We completely agree with the reviewer: for population substructure analysis ideally we would use genotypes from sequencing or genotype microarrays (available in TCGA). However, the motivation of this analysis was to understand why the validation of our prediction model with integration of molecular and clinical data did not validate completely in TCGA data. We unfortunately do not have DNA sequencing data from the UIHC cohort, so we tried to use a method/s that would help us to compare population substructure using the data that we did have. Also, we considered performing TCGA genotyping with the DNA arrays that are available. However, we thought that approach would introduce more possible bias/differences by using two different technologies, platforms, methods pipeline and two different biological materials: DNA and RNA. Therefore, we decided to use the results of RNA sequencing and extract genotypes from both cohorts of patients, UIHC and TCGA. We used exactly the same approach to minimize differences due to methodology: alignment, VCF file creation and genotype extraction, filtering with PLINK, imputation of missing genotypes, and substructure analysis with ADMIXTURE or STRUCTURE.
We added an initial paragraph at the beginning of the Materials and Methods section explaining why we used RNA-seq datasets to extract out genotypes for both cohorts of patients.
2. Also, a bit of background of ADMIXTURE and STRUCTURE packages, such as what they do and what their result implies, etc, would be very helpful.
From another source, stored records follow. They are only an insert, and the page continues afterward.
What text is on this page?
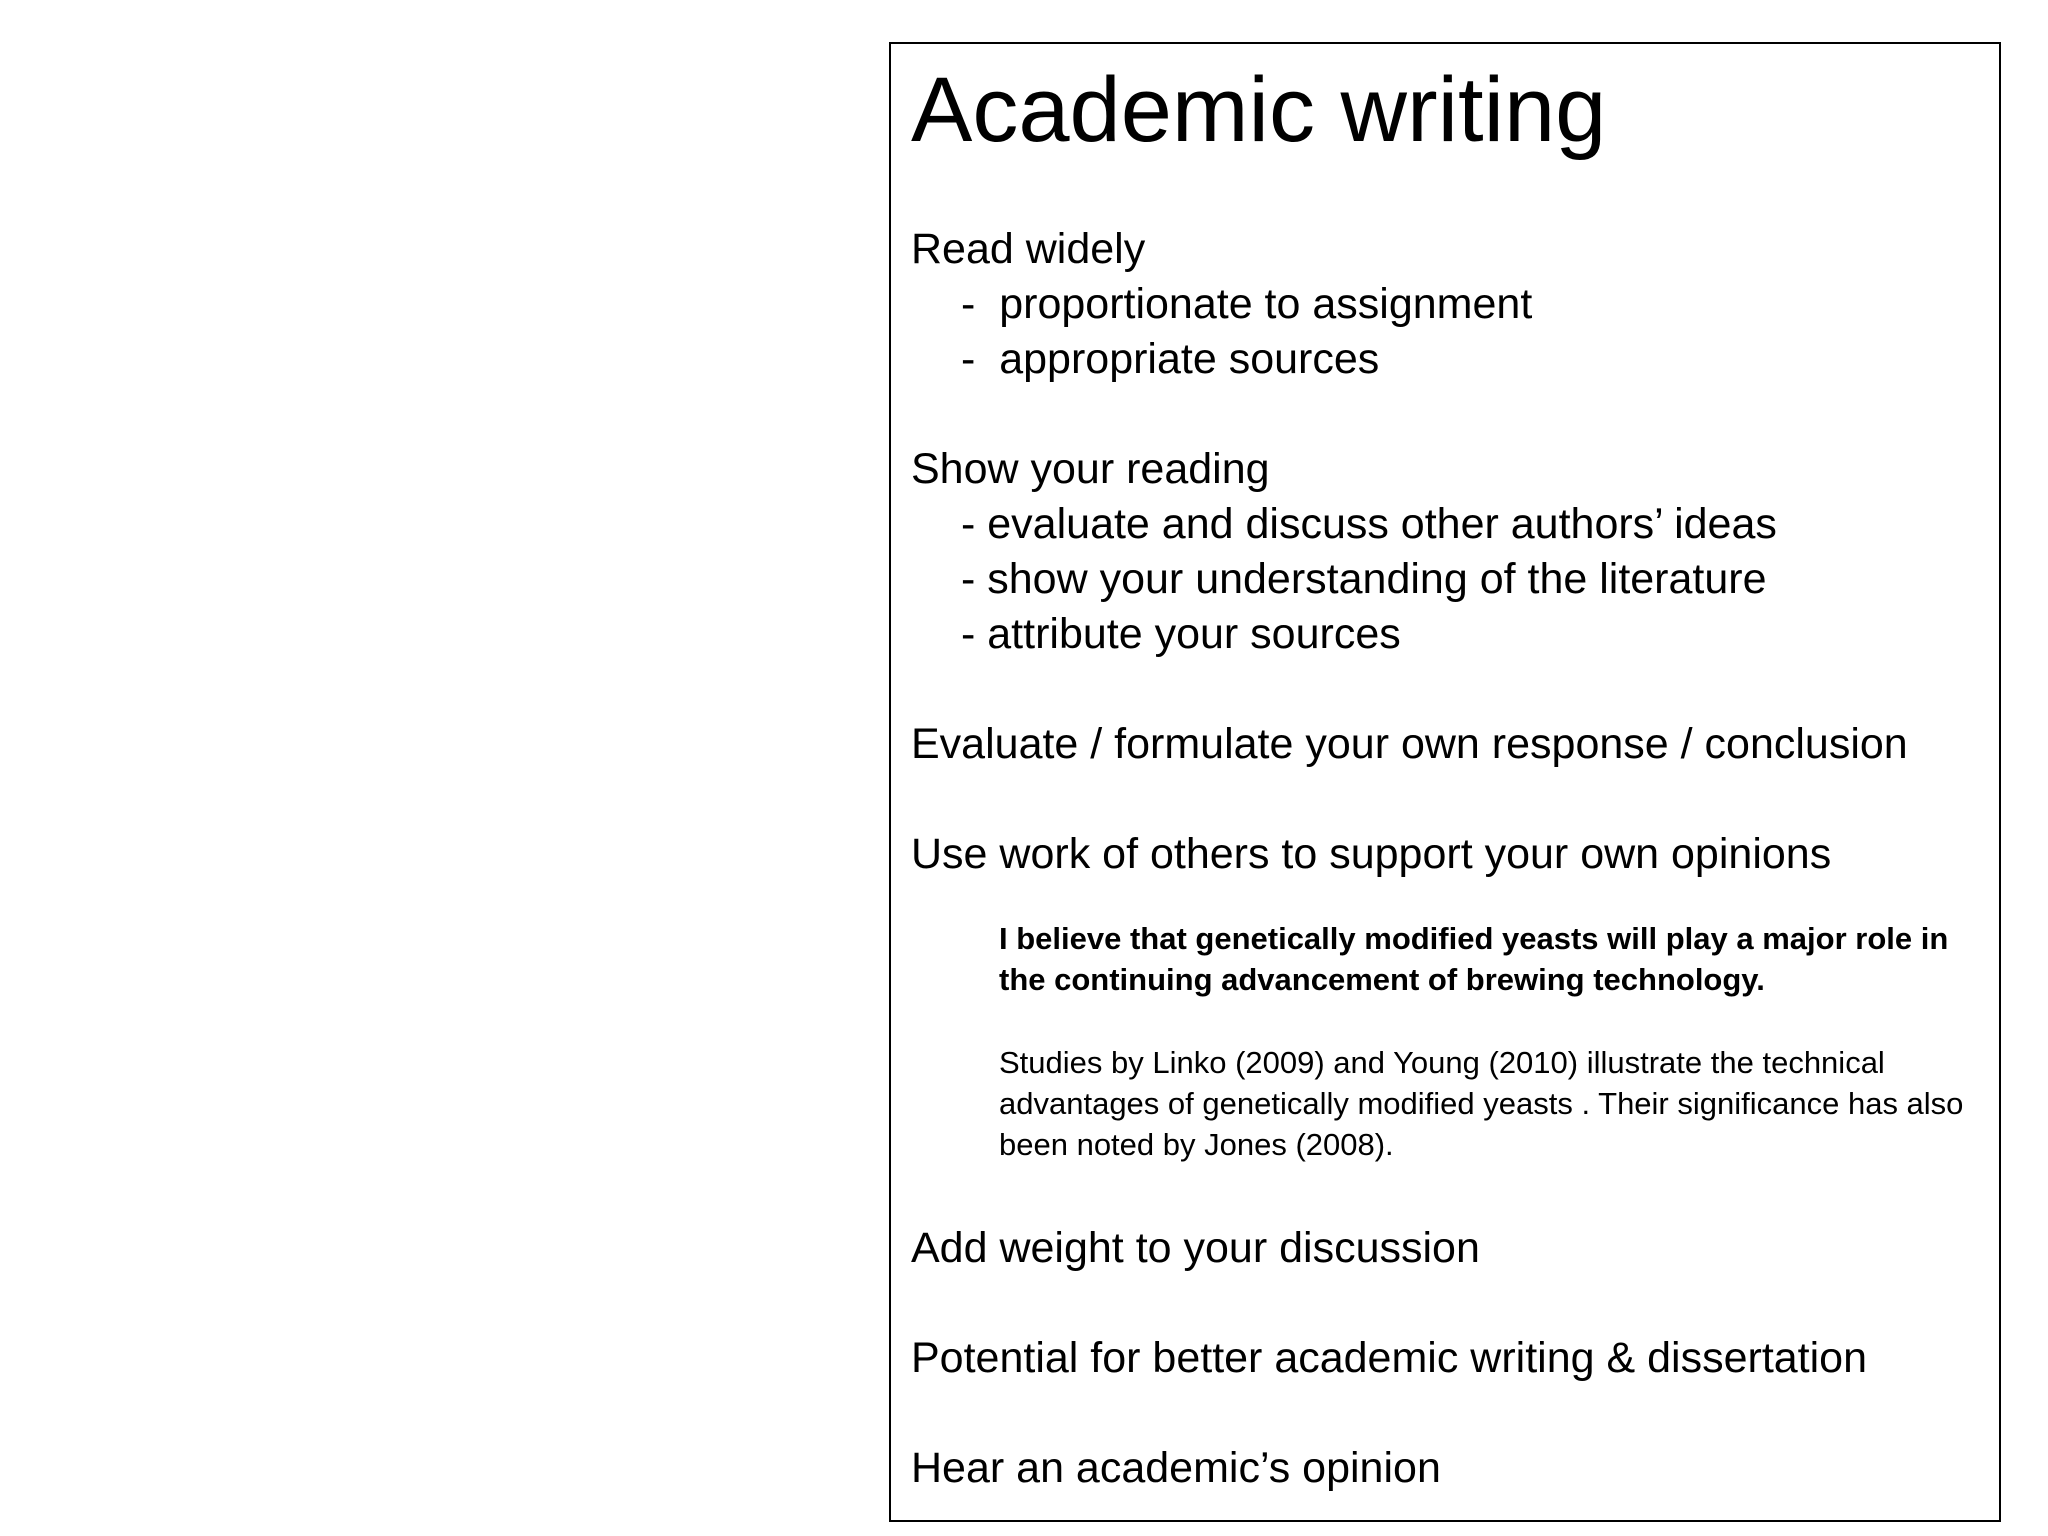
Academic writing

Read widely

-  proportionate to assignment

-  appropriate sources

Show your reading

- evaluate and discuss other authors’ ideas

- show your understanding of the literature

- attribute your sources

Evaluate / formulate your own response / conclusion

Use work of others to support your own opinions

I believe that genetically modified yeasts will play a major role in the continuing advancement of brewing technology.

Studies by Linko (2009) and Young (2010) illustrate the technical advantages of genetically modified yeasts . Their significance has also been noted by Jones (2008).

Add weight to your discussion

Potential for better academic writing & dissertation

Hear an academic’s opinion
As requested, we added a paragraph in the Material and Method section (4.5 Data analysis) explaining in greater detail the type of methods that STRUCTURE and ADMIXTURE are, the principals they follow, their differences, and why they were chosen. We also reference the original papers that described these two methods: Alexander, D. H.; November, J.; Lange, K., Fast model-based estimation of ancestry in unrelated individuals. Genome Res 2009, 19, (9), 1655-64; Pritchard, J. K.; Stephens, M.; Donnelly, P., Inference of population structure using multilocus genotype data. Genetics 2000, 155, (2), 945-59.
Round 2
Reviewer 1 Report
The authors addressed the concerns I had raised. No further comments.
Reviewer 2 Report
I still think that adding in the subpopulation analysis result from DNA sequencing data from TCGA would be better. However, given that this manuscript is more about presenting an example where TCGA dataset is inappropriate for validation, RNA-seq data might be just acceptable. Other than that, the lead-up paragraph in the Materials and Methods section sounds more like Introduction or Discussion. Authors might need to consider moving them to a more suitable part.